Cooking: My Love Language
When I was a teen, you couldn’t get me to cook without a huge argument and fight. I thought it was the most sexist chore ever. As a matter of fact, anything domestic was against my personal creed. I just refused to be “the dutiful girl child”. Now, fast forward to today: cooking makes me feel more connected than anything else to the people I love, other women, and my family. Making food for someone in particular is probably my grandest display of love. It is my way of attempting to cater to what I think you like. It’s also my way of noticing what’s important to you: if your mama dies, and I bring you a cake, I care. If your mama dies, and I send you a card, you should probably write me off.

The Church Ladies:
In several of my social circles, especially those circles related to church, I am the youngest woman in the group (and probably the least sanctified). It doesn’t help the situation when they realize that I’m a bit eccentric and reject many of the things to which some of them have spent their entire lives subscribing. For example, when they hear that I don’t really like kids, have a few friends who are lesbian and gay, question parts of the Bible, and that I hike alone, they usually ask me questions that are tantamount to, “Why does that appeal to you?” while their body language clearly shows that they think I’ve lost my mind. Evenso, as soon as I say, “I brought a pound cake that I made. I’d like you to try it”, they reconsider whether I’m all that bad.
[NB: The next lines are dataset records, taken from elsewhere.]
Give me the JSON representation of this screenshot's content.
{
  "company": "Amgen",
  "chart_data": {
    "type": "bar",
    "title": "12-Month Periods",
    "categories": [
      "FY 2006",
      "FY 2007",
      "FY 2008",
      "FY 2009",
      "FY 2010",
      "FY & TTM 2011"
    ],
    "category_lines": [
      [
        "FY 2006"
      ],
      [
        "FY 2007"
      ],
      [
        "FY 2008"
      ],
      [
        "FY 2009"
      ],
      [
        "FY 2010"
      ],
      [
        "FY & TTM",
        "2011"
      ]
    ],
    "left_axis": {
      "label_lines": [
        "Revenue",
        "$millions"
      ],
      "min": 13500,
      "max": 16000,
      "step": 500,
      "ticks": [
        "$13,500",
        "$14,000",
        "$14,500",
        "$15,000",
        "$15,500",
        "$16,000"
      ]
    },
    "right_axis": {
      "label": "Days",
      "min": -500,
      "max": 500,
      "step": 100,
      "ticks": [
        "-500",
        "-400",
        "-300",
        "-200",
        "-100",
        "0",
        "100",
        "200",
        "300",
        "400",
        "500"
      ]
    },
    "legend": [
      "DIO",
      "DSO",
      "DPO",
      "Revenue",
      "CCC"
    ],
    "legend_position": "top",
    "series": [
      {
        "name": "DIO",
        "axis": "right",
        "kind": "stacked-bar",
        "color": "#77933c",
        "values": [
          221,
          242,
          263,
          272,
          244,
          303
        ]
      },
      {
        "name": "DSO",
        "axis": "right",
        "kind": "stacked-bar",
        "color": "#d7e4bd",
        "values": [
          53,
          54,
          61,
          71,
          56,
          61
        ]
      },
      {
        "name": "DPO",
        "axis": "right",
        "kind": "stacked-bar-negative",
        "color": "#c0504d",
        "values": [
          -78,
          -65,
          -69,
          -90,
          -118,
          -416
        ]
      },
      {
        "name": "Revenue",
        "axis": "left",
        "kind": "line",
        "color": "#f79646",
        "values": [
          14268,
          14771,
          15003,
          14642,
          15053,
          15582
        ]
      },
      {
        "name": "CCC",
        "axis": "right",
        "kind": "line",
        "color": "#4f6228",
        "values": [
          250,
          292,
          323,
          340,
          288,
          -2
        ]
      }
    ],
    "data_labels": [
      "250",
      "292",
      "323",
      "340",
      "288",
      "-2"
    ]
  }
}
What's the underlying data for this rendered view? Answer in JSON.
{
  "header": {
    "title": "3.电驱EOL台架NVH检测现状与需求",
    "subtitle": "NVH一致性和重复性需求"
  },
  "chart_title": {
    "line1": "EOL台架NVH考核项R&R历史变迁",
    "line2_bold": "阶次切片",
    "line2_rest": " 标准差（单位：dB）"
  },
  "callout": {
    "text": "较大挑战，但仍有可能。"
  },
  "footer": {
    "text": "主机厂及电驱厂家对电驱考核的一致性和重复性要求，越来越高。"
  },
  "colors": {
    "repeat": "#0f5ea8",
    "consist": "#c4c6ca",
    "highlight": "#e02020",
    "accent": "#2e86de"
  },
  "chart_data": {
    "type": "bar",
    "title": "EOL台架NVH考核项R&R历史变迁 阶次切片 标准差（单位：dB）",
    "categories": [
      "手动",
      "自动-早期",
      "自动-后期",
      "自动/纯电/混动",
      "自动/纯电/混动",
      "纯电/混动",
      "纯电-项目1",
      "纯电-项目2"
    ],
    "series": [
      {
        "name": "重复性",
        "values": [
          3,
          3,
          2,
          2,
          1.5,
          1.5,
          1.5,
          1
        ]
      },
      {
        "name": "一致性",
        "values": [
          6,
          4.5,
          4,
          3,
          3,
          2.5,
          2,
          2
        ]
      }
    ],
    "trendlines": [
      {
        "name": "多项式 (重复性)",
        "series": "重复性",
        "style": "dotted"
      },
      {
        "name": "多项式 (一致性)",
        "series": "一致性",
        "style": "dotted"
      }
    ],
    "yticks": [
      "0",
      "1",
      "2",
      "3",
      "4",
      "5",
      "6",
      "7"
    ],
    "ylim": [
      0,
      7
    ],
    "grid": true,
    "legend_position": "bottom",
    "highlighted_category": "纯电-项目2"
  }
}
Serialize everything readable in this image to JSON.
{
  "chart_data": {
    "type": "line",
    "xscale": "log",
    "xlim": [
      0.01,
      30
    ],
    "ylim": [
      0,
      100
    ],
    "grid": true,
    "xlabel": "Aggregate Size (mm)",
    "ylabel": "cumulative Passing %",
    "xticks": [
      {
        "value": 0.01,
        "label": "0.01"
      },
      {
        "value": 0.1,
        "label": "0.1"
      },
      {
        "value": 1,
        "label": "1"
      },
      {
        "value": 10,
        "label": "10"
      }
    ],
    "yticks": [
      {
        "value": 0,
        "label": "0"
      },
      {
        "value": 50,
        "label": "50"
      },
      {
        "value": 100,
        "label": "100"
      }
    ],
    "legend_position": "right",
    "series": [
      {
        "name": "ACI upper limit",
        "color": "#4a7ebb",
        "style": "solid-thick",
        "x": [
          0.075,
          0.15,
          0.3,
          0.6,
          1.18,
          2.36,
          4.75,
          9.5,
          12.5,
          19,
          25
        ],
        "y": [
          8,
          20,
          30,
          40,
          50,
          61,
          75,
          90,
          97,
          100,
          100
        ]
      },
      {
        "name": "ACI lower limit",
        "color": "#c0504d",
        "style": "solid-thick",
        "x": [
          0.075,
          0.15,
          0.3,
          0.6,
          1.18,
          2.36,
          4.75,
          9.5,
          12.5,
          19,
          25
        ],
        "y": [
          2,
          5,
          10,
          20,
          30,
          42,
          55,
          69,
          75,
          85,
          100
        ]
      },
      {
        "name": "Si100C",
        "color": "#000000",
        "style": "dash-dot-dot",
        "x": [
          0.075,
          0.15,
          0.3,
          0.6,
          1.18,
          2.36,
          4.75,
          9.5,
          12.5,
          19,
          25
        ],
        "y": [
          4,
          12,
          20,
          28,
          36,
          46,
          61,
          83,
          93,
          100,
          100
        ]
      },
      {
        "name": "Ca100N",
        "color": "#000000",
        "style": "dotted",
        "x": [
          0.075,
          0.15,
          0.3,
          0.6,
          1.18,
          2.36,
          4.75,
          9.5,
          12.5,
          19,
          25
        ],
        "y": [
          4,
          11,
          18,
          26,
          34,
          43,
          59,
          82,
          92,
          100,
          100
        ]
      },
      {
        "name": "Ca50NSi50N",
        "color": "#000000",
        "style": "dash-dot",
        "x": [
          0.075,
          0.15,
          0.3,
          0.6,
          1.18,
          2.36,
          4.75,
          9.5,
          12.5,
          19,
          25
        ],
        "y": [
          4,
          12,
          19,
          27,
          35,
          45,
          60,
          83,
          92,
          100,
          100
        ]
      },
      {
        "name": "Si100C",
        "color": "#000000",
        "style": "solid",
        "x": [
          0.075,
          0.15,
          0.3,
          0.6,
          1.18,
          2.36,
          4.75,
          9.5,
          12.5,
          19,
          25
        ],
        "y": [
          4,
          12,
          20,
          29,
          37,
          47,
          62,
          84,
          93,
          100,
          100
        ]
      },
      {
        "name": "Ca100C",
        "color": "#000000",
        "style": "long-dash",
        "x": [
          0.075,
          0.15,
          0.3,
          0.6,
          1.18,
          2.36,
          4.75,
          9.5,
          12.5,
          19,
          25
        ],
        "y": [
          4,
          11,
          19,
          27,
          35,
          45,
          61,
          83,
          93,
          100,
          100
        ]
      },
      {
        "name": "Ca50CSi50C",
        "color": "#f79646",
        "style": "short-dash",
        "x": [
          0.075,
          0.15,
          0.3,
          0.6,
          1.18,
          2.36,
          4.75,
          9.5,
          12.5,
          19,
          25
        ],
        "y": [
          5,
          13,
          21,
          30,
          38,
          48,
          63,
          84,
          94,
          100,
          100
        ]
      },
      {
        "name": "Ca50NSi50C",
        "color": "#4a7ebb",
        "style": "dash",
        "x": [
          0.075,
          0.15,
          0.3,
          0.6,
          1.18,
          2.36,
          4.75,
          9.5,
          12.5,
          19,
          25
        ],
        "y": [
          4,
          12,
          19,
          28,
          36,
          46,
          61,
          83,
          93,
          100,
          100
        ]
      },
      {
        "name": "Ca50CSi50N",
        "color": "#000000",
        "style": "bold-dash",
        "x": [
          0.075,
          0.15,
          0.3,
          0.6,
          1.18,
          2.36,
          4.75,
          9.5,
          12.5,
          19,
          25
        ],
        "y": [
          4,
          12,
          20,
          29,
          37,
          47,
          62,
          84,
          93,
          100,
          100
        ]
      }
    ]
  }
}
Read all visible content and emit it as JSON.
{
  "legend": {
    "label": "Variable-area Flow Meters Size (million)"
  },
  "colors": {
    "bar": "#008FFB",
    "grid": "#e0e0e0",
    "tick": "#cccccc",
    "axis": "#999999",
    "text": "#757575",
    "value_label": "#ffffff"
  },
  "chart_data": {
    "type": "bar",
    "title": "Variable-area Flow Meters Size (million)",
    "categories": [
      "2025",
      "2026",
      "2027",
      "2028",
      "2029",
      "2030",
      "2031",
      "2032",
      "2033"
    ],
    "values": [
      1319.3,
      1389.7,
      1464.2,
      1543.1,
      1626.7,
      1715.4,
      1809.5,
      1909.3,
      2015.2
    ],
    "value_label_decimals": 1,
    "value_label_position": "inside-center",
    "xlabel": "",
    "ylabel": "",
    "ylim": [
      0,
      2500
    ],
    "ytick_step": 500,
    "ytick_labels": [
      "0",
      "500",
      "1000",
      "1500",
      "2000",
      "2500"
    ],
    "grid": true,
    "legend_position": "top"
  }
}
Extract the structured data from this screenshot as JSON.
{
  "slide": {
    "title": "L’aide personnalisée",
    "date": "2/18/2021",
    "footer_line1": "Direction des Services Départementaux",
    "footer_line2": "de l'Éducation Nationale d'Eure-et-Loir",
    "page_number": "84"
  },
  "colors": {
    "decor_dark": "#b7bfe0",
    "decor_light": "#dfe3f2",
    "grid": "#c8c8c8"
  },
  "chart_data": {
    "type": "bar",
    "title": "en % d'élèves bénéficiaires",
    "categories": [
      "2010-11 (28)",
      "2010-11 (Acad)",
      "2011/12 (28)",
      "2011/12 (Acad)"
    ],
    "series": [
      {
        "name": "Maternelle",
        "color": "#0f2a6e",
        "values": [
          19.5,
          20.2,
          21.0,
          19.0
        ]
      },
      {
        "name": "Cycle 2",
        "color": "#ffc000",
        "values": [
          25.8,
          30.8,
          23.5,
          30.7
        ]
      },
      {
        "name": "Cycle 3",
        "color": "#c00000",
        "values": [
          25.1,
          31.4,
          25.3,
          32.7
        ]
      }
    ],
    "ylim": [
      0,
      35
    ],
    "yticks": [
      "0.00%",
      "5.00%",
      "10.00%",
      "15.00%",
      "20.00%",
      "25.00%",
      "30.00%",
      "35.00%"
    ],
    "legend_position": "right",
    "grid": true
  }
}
In turn, as soon as they say, “Ooooh, this is good. I can taste the butter…”, I know I have a friend (I don’t know how this ritual would go if the cake was terrible). Cooking bridges the gap between the silver sisters and me: it gives us a starting point and makes me relatable.

Family:
Just like I’m a bit of an odd fit with the church ladies, my lifestyle has changed significantly since I moved away from home (and across the country). This is especially true of my diet. In general, however, I’ve changed so much that it doesn’t feel like I have a lot in common with my extended family anymore. Once again, food comes to the rescue and provides a conduit to maintaining these relationships. Although I’ve become foreign to them, food restores our kinship. When I go home, I make cake for them and roasted beets for me. While they refuse the latter with statements like, “Cuz, you know damn well we don’t eat stuff like that”, they are steadily cutting large hunks of cake.

Cooking is QUITE the Big Deal:
Paradoxically, I like cooking because it’s routine and significant all at once. I grew up with a front row seat to daily home cooked meals. If you lived with my grands, your first contributions to Sunday dinner were cornbread (NO JIFFY) and potato salad. By the time I hit puberty, I just knew how to make pie crust. Simply, I’m a southerner. It’s just what I am (grits, saturated fats, and all). By the same token, cooking makes me both uniquely and supremely female. Yes, I know men cook; but, there’s something about cooking that feels like it belongs to me, to women. If a man does it, he’s atypical and I can find tons of ways to ignore his cooking skills (lol). However, if a woman cooks – if I bake – and she’s EXCEPTIONALLY good at it, that’s a big friggin’ deal! It’s a big deal because she does what many women do (possibly what all women are expected to do), but she isn’t average. I feel like I need this trademark of womanhood because I’m so unlike them in every other aspect. When I said that cooking helps others to accept me, I should have also said that it helps me to accept me. It makes me feel secure within the sisterhood. The irony is not lost on me that the thing that I once rejected is now a testament to who and what I am.